What makes SkinMarks unique, however, is they're designed with conductive ink. They also contain dub-millimeter electrodes for touch sensing, which is not something typically found on a temporary tattoo inside a Cracker Jack box or at a carnival, or wherever kids get them these days.

What's the point? In a white paper (PDF) on the subject, the researchers note that the human body is a "promising surface for mobile computing," because it's large and contains quickly accessible areas for various interactions.

"The human body has various types of landmarks which are distinct from their surroundings. It offers unique possibilities for interaction due to their tactile properties and visual appearance.
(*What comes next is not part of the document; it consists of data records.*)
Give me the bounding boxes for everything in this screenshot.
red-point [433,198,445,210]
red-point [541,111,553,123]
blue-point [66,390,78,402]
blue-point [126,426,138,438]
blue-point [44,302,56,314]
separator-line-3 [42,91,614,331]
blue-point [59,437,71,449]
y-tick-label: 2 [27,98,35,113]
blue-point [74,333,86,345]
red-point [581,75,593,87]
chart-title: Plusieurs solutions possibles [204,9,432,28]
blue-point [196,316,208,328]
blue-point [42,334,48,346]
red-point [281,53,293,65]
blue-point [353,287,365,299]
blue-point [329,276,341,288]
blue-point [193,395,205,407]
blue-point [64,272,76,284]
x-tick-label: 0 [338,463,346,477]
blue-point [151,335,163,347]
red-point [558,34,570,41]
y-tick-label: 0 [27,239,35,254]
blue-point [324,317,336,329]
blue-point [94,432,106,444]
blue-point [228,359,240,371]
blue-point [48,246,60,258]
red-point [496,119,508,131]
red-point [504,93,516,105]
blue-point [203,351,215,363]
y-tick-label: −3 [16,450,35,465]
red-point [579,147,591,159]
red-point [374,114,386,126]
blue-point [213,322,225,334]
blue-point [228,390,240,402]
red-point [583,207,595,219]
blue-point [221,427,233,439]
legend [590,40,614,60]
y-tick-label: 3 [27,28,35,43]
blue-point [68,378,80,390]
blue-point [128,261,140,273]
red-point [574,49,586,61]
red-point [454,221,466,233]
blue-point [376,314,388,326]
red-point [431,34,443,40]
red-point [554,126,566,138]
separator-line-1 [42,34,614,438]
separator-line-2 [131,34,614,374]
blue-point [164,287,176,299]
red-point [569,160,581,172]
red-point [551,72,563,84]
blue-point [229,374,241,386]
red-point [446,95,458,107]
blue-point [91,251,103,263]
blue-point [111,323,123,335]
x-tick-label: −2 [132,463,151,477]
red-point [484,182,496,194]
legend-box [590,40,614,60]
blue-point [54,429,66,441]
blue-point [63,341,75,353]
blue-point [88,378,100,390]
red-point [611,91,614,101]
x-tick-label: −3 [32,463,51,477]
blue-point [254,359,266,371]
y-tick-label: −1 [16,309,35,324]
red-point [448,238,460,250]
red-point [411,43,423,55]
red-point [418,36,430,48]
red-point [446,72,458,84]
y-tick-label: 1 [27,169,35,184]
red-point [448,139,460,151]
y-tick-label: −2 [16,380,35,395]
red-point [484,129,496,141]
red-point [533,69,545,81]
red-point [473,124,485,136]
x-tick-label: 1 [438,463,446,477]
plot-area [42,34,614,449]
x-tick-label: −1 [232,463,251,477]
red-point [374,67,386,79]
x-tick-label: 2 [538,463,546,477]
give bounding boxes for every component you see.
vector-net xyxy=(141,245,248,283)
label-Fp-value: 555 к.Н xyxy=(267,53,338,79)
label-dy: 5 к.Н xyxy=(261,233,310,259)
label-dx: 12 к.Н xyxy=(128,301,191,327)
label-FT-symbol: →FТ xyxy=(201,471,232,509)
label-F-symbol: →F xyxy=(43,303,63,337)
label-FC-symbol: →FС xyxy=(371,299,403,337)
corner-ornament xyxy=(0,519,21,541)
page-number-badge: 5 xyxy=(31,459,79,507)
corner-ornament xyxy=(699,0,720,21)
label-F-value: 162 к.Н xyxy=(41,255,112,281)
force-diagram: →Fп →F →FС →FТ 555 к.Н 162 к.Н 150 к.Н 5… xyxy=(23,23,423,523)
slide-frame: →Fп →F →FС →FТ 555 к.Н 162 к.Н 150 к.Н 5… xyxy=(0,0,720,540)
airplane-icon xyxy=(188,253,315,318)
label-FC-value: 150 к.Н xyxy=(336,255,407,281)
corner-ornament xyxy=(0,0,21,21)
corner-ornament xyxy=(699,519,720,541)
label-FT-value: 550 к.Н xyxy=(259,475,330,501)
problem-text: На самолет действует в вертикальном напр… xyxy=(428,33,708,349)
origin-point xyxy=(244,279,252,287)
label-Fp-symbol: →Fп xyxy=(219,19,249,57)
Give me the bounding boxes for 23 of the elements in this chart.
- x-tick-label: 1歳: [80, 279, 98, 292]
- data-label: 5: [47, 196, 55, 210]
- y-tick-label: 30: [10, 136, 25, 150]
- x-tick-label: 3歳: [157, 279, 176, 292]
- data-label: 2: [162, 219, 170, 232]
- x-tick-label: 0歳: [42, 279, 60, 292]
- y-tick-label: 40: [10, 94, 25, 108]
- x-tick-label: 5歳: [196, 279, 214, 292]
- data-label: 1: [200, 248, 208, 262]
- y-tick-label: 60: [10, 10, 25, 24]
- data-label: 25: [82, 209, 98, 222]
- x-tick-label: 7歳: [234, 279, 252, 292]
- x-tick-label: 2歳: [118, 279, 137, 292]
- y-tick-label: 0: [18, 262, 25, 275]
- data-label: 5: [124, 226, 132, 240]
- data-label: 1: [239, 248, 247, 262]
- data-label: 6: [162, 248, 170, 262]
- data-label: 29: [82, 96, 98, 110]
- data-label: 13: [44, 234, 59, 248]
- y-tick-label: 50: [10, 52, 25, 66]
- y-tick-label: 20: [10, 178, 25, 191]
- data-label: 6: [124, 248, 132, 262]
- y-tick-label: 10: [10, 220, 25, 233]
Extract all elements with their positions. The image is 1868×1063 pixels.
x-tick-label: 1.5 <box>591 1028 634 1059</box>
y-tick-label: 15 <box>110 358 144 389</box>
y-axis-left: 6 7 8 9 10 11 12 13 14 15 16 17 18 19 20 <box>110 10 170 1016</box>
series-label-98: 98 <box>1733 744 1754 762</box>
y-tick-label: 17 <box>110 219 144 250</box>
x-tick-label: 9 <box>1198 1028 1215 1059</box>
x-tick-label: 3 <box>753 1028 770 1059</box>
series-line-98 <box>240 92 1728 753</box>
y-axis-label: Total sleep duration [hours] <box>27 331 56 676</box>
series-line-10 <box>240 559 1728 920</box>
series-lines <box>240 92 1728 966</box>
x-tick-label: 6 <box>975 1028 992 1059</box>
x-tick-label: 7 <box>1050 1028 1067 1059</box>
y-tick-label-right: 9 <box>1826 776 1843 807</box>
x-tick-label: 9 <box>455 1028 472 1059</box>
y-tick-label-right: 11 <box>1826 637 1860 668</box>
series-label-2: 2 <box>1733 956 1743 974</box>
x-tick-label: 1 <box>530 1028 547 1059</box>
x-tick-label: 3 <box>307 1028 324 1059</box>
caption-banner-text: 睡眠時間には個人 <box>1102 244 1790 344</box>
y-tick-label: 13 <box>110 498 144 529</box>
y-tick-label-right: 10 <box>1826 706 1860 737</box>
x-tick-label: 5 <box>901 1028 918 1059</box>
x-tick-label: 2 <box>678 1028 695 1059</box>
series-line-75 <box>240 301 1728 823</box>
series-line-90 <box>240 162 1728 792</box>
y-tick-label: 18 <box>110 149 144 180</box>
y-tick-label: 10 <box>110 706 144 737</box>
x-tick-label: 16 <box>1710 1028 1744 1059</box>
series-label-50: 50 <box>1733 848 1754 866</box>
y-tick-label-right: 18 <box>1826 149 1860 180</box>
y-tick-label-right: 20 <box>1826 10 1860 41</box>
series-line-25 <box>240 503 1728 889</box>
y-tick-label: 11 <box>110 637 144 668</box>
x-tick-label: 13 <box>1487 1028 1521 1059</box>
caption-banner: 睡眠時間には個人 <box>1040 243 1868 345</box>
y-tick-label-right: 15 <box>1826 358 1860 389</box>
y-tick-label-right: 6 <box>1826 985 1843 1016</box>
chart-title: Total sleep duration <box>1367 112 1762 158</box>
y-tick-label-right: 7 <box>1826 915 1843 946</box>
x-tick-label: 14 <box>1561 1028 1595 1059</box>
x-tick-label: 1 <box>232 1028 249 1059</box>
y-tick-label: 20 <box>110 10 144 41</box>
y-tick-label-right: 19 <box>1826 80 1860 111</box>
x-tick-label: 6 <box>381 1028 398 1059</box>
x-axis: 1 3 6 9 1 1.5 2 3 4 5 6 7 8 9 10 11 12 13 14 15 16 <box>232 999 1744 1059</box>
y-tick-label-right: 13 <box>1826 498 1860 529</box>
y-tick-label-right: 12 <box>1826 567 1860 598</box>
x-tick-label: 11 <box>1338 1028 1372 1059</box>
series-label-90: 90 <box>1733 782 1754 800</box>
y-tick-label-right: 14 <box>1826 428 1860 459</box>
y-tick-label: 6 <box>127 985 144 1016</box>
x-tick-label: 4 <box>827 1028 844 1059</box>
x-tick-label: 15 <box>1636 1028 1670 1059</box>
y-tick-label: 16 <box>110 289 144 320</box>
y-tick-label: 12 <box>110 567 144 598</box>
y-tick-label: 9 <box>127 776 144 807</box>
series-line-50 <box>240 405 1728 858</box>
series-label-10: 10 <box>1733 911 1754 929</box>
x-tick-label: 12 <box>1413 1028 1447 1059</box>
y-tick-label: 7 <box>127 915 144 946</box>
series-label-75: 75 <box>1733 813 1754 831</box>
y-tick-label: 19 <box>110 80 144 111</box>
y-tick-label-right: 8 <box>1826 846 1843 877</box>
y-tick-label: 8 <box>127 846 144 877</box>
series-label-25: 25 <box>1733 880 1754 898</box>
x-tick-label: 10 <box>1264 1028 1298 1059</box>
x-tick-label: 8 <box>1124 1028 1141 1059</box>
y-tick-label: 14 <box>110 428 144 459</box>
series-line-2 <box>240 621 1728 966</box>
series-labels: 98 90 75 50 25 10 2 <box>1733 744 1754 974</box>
For example, protruding skeletal landmarks, like the knuckles, provide physical affordances for touching and circling around them," the paper states.

These tats conform to fine wrinkles and have no trouble wrapping around "strongly curved and elastic body locations." This opens up numerous possibilities for their application and function. For example, tapping or swiping across tatted knuckles, pinching/squeezing a flap of skin on the upper wrist, or bending a finger, to name a few examples.

SkinMarks could potentially be used as shortcuts to things you might do on your smartphone or PC. We doubt this will become mainstream, but hey, stranger things have happened.